Speculation over the reason for their arrest vary, with some suggesting Bowman’s independent advocacy work has caught the eyes of the military regime.

Some diplomats and analysts, however, see the couple’s imprisonment as akin to taking hostages that can be traded in future talks.

“This is hostage ‘diplomacy’”, former EU ambassador to Myanmar Kristian Schmidt wrote on social media following news of the couple’s arrest.

Al Jazeera’s Tony Cheng, reporting from Bangkok, said the concern now is that Bowman and her husband will be used as a form of leverage by Myanmar’s military rulers.

“The concern is for many people who know her, her friends and relatives inside Yangon and outside, that she will become a pawn for the military to use as they have used other foreigners they have detained since the military coup,” Cheng said.

“Possibly in part because the British government put more sanctions in place against businesses related to Myanmar’s military junta last week, and that may become part of the equation in getting her liberty. But at the moment, as far as we understand, she will be retained at Insein jail for another year.”

Friends also worry that Htein Lin, 55, is at higher risk of suffering in jail under the military, which is known to torture prisoners.
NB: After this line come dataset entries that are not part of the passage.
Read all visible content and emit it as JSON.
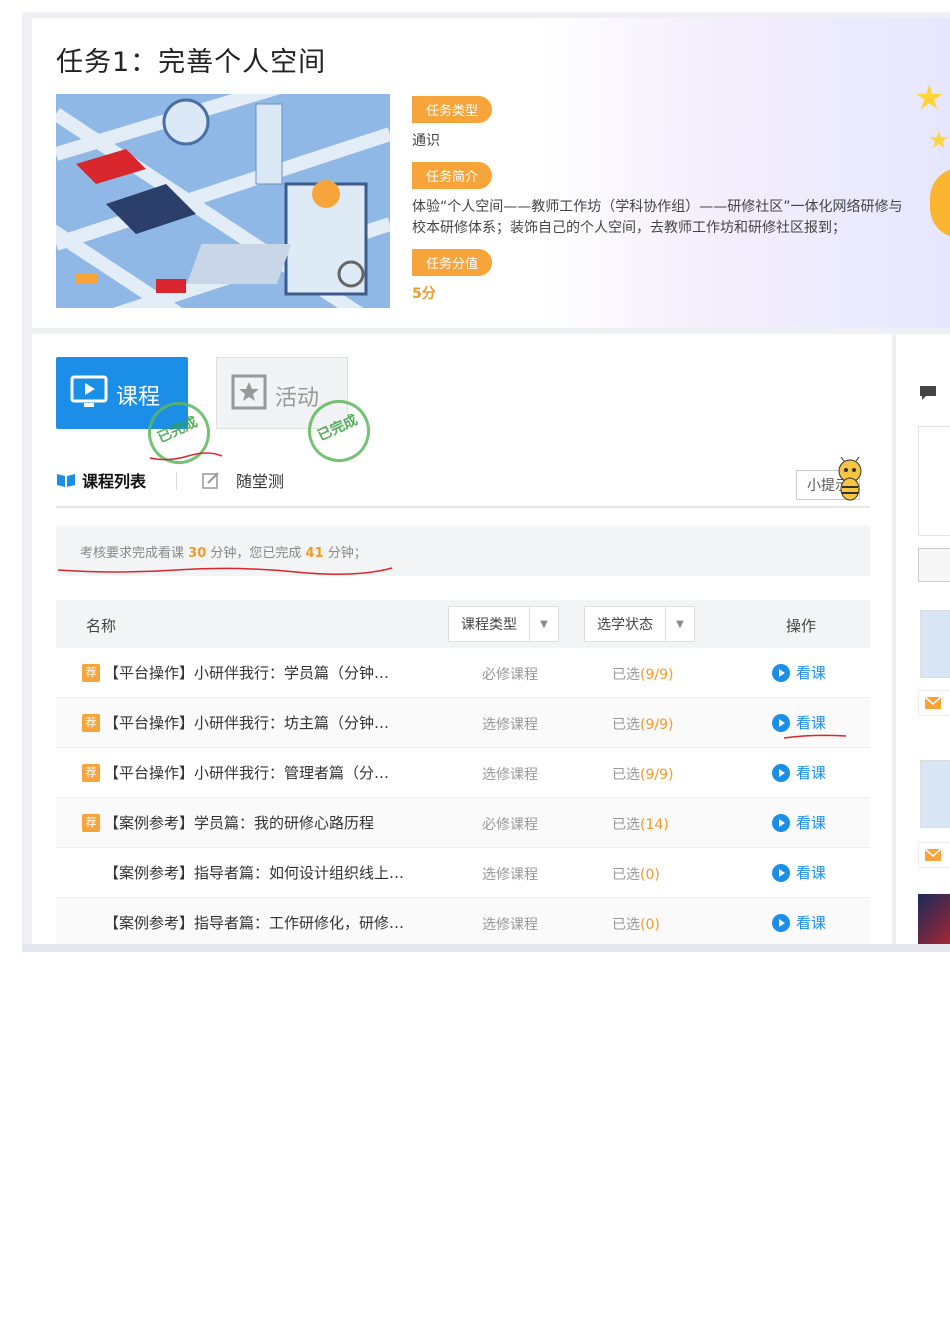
{
  "task": {
    "title": "任务1：完善个人空间",
    "type_tag": "任务类型",
    "type_value": "通识",
    "intro_tag": "任务简介",
    "intro_value": "体验“个人空间——教师工作坊（学科协作组）——研修社区”一体化网络研修与校本研修体系；装饰自己的个人空间，去教师工作坊和研修社区报到；",
    "score_tag": "任务分值",
    "score_value": "5分"
  },
  "tabs": {
    "course": "课程",
    "activity": "活动",
    "stamp_text": "已完成"
  },
  "subtabs": {
    "course_list": "课程列表",
    "quiz": "随堂测",
    "hint": "小提示"
  },
  "requirement": {
    "prefix": "考核要求完成看课",
    "required": "30",
    "mid": "分钟，您已完成",
    "done": "41",
    "suffix": "分钟；"
  },
  "table": {
    "col_name": "名称",
    "col_type": "课程类型",
    "col_status": "选学状态",
    "col_op": "操作",
    "rows": [
      {
        "badge": "荐",
        "name": "【平台操作】小研伴我行：学员篇（分钟…",
        "type": "必修课程",
        "status": "已选",
        "count": "(9/9)",
        "action": "看课"
      },
      {
        "badge": "荐",
        "name": "【平台操作】小研伴我行：坊主篇（分钟…",
        "type": "选修课程",
        "status": "已选",
        "count": "(9/9)",
        "action": "看课"
      },
      {
        "badge": "荐",
        "name": "【平台操作】小研伴我行：管理者篇（分…",
        "type": "选修课程",
        "status": "已选",
        "count": "(9/9)",
        "action": "看课"
      },
      {
        "badge": "荐",
        "name": "【案例参考】学员篇：我的研修心路历程",
        "type": "必修课程",
        "status": "已选",
        "count": "(14)",
        "action": "看课"
      },
      {
        "badge": "",
        "name": "【案例参考】指导者篇：如何设计组织线上…",
        "type": "选修课程",
        "status": "已选",
        "count": "(0)",
        "action": "看课"
      },
      {
        "badge": "",
        "name": "【案例参考】指导者篇：工作研修化，研修…",
        "type": "选修课程",
        "status": "已选",
        "count": "(0)",
        "action": "看课"
      }
    ]
  },
  "colors": {
    "accent_blue": "#1b8fe8",
    "accent_orange": "#f7a43b",
    "stamp_green": "#3aa043",
    "annotation_red": "#d9262c"
  }
}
Htein Lin was a student protester during the 1988 uprising against the then-military government, and he spent more than six years in prison between 1998 and 2004.

The pair’s jailing also potentially represents a massive test for the United Kingdom government.

Britain was criticised domestically for not acting swiftly in the case of Iran’s jailing of British-Iranian national Nazanin Zaghari-Ratcliffe, who spent six years in prison in Iran before being released earlier this year.

“This goes far beyond a private consular case,” a European diplomat formerly based in Yangon told Al Jazeera.

Bowman is one of the main interfaces between Myanmar and foreign investors, advocating responsible business and playing a pivotal role in steering economic development, the diplomat said.

“All eyes are now on the UK government to do all they can to get her and Htein Lin freed as soon as possible,” he added.

“It certainly suggests the possibility of ‘hostage diplomacy’. It also highlights the junta’s extreme paranoia and its utter cluelessness – or indifference – to the impact its actions have on the economy,” said Scot Marciel, a former US ambassador to Burma. “They seem to see enemies everywhere.”

Formerly the UK ambassador to Myanmar from 2002 to 2006, Bowman, 56, returned to Yangon and has spent nearly a decade reforming the private sector and related government regulations in a way that respects human rights and international standards during the country’s decade of economic opening in the 2010s. She speaks fluent Burmese.

One Asian diplomat said in Yangon that there are several possible reasons for the arrests, and timing, such as the UK’s refusal to accept the military’s new ambassadorial appointee in London, the latest sanctions on the regime, and London’s decision to support the Rohingya’s crimes against humanity case at the International Court of Justice.

On August 25, the fifth anniversary of the military’s attack on the Rohingya community in Myanmar, the UK placed sanctions on three entities linked to the military leadership.